Beaucoup ont découvert Isole avec l’album Bliss Of Solitude qui a pu, il est vrai, s’appuyer sur la promotion déployée par le label Napalm, ce qui n’était pas le cas de ses aînés publiés sous la bannière I Hate Records. En effet, les Suédois ne sont pas nés de la dernière pluie acide. Ils avaient déjà offert deux autres opuscules avant celui-ci (Forevermore et Throne Of Void), sans compter une ribambelle de démos – six en tout – sous la première incarnation du groupe, alors baptisé Forlorn entre 1991 et 2004. Ce petit rappel biographique est important pour bien comprendre que l’on n’a pas affaire à des gamins qui viennent de découvrir le doom. Cet art de la douleur, ils le vivent, le ressentent depuis longtemps, ce qui leur permet de l’exprimer avec passion et sincérité, et avec une touche personnelle qui est pour beaucoup dans l’amour que l’on porte à leurs précieuses offrandes.
Fort d’une inspiration qui ne semble pas prête de se tarir, Isole délivre avec Silent Ruins un nouveau joyau, écrin majestueux au fil rouge (l’histoire d’un homme qui se réveille dans un monde qui n’existe plus, en ruines et qui part en quête de ses souvenirs) qui sert de substrat sur lequel reposent sept complaintes minées par une tristesse absolue. Sans vraiment être un concept-album, ce qui est présenté comme la première partie d’un tout, suit pourtant une trame qui ne doit rien au hasard. "Redemption Part I", c’est son sous-titre, s’arc-boute ainsi sur une architecture précise et réfléchie.
Le chemin de croix débute et prend fin sur deux longues plages de plus de 10 minutes chacune, sentinelles qui encadrent le cœur de l’album. Après une longue intro qui pose le décor comme dans une tragédie, l’imposant "From The Dark" s’envole ensuite, avec pour guide ce chant solennel, presque sentencieux, toujours souligné par des guitares qui tricotent une toile dont chaque fil est une note de désespoir. Riche d’arrangements qui participent de la gravité de l’ensemble, cette plainte emporte d’entrée de jeu le pèlerin dans un torrent émotionnel.
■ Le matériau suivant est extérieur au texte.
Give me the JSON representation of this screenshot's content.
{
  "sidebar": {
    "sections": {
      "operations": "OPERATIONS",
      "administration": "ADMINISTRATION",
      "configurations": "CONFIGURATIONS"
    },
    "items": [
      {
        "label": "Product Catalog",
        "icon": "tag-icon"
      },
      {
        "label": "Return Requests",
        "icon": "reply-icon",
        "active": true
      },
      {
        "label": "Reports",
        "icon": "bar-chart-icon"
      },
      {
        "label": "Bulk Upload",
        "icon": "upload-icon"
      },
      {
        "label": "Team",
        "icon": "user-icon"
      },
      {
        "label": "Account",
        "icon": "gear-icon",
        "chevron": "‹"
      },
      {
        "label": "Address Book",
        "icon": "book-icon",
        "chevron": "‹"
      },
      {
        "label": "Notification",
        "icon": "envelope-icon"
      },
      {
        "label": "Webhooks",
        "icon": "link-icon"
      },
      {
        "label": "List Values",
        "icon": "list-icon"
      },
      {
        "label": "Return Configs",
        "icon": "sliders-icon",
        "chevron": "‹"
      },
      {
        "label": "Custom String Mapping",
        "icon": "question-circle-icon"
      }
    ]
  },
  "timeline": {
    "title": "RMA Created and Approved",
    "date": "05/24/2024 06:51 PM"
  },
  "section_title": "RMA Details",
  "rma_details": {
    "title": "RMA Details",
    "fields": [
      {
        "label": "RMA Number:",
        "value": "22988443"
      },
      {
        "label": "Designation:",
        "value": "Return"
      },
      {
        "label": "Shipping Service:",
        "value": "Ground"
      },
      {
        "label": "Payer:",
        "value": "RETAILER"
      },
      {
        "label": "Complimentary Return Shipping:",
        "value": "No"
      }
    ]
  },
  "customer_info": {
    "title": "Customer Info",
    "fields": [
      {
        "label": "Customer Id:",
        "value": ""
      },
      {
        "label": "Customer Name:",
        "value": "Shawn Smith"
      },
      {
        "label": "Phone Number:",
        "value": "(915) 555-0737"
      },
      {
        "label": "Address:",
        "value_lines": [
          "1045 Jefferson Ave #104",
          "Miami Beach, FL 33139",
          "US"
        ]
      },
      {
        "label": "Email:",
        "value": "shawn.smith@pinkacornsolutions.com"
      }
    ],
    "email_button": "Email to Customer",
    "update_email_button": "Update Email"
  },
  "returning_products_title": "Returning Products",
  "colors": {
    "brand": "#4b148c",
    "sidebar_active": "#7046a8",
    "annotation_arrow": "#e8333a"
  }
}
A partir du lancinant "Soulscarred", traversé d’éclairs acoustiques d’une touchante sobriété, Silent Ruins s’enfonce peu à peu dans un abîme sans issue, témoin d’une inexorabilité à laquelle on ne peut échapper. Squelettique, "Peccatum" résonne comme une halte mortifère, prélude à l’ultime fragment ("Dark Clouds") dont les guitares ont quelque chose de balises funestes ouvrant sur une conclusion enténébrée par une noirceur désespérée. Le chant se frotte à la mort, le tempo ralentit au rythme d’une batterie dont chaque coup est comme un battement de cœur avant la fin définitive tandis que la musique meurent en un long fondu absolument sublime.
Souvent comparés à Candlemass, raccourci un peu facile et pas toujours justifié, les Suédois sont pourtant les seuls à forger ce doom à la fois limpide, fluide, enrobé dans une production cristalline (dont ils sont responsables) et néanmoins noir et poignant, comme l’illustrent les très beaux "Forlorn" et "Nightall" qui ont ce sens du riff qui accroche et de la mélodie vocale habitée. Il y a une telle douleur, mêlée à un sentiment de résignation, dans le chant de Daniel Bryntse, architecte principal d’un édifice dont chaque partie s’avère parfaitement élaborée, équilibrée. Car, n’en déplaise à certains, le doom est une science exigeante. Le magistral "Hollow Shrine" est à ce titre une leçon, symptomatique aussi de la manière dont le groupe exprime son art.
Sans prétendre que Silent Ruins se pose comme la pierre angulaire des Suédois (ses prédécesseurs se révèlent tout aussi réussis), il est en revanche certain que cette œuvre devrait les imposer durablement parmi les prêtres les plus inspirés de la chapelle dans laquelle ils officient.